L’exposition "Évidences du réel" au Musée d’art de Pully ouvre les feux avec cette question: qu’est-ce qu’une photographie? Un reflet de la réalité? Un mensonge? Un agencement du réel? Sinon du papier photographique?
Les deux artistes biennois F&D Cartier collectionnent les papiers photographiques des années 80-90. Dans leurs installations, ils les présentent de telle façon qu’au fil de l’exposition la lumière se dépose de façon aléatoire sur ces papiers qui révèlent une durée plutôt que l’empreinte descriptive du réel.
Dans la sélection proposée, l’exposition collective présente des travaux où les photographes repensent l’image non pas en appuyant sur le déclencheur, mais en en grattant le négatif, découpant, perforant ou oblitérant la photo. Autrement dit, le sujet de la photo est la photo elle-même. Cette dernière témoigne d’une réalité dont l'enjeu n’est pas le visible, mais plutôt une réflexion sur le visible.
La photographie de Hans-Peter Feldmann montre deux fillettes et leurs ombres. Si l’une est reconnaissable, de l’autre ne subsiste que la silhouette découpée, un blanc qui a tout de même une présence et une ombre.
Par là-même, cette image - comme d’autres dans cette passionnante exposition imaginée par la commissaire Pauline Martin - révèle l’ambiguïté permanente de la réalité des objets photographiés.

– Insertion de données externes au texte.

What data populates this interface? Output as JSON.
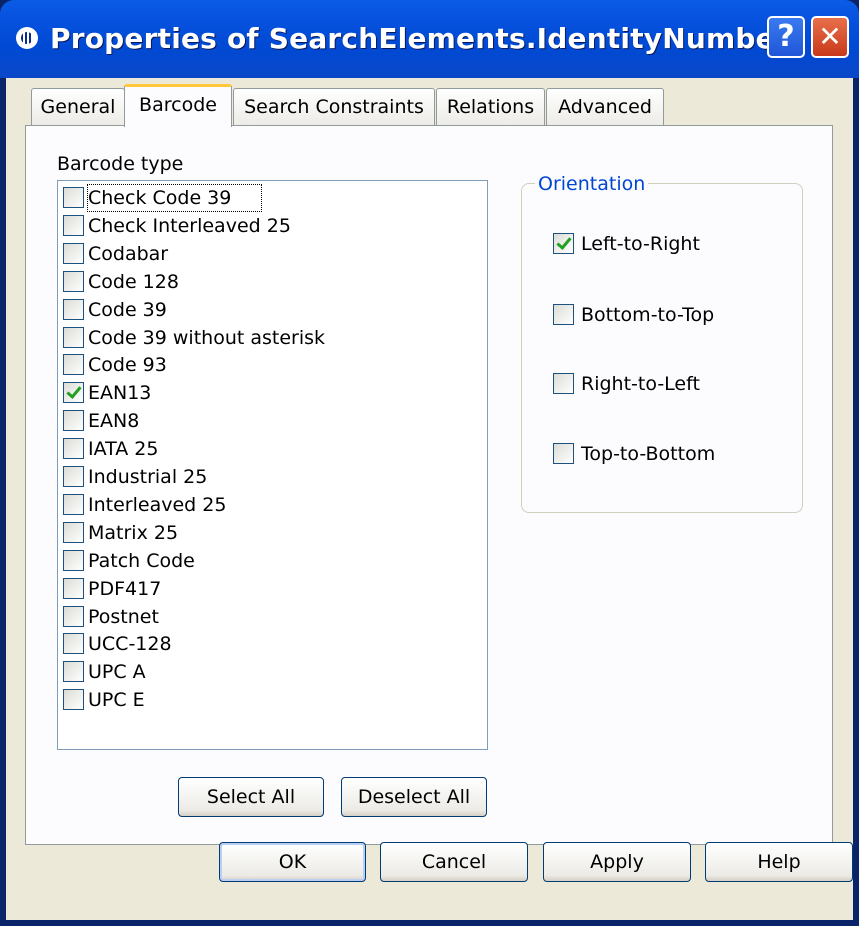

A l’heure de la déferlante d’images, de la massification des moyens de photographier, certains photographes nous mettent face au vide, à ce qui manque pour peut-être réactiver un nouveau désir de voir et d’élaborer le monde sans passer par les sollicitations pulsionnelles.
Ainsi, Simon Rimaz achète sur e-bay des tirages de photos de presse. À la réception, il prend soin de suivre à l’aide d’un scalpel les marques au stylo qui dessinent le cadrage retenu pour la presse et donne au spectateur une image sans sujet si ce n’est elle-même. De cette frustration face au vide naît un besoin de penser, de compléter, d’imaginer.
Martina Bacigalupo quant à elle, récupère des photos réalisées dans un studio en Ouganda. On y voit les corps des gens, mais leur tête a été coupée. La photographe réalise alors que les têtes coupées le sont pour que ces portraits soient au bon format pour les cartes d’identité. La multiplication de ces photos de gens sans visage est troublante et fait résonner l’histoire récente d’un pays sous dictature.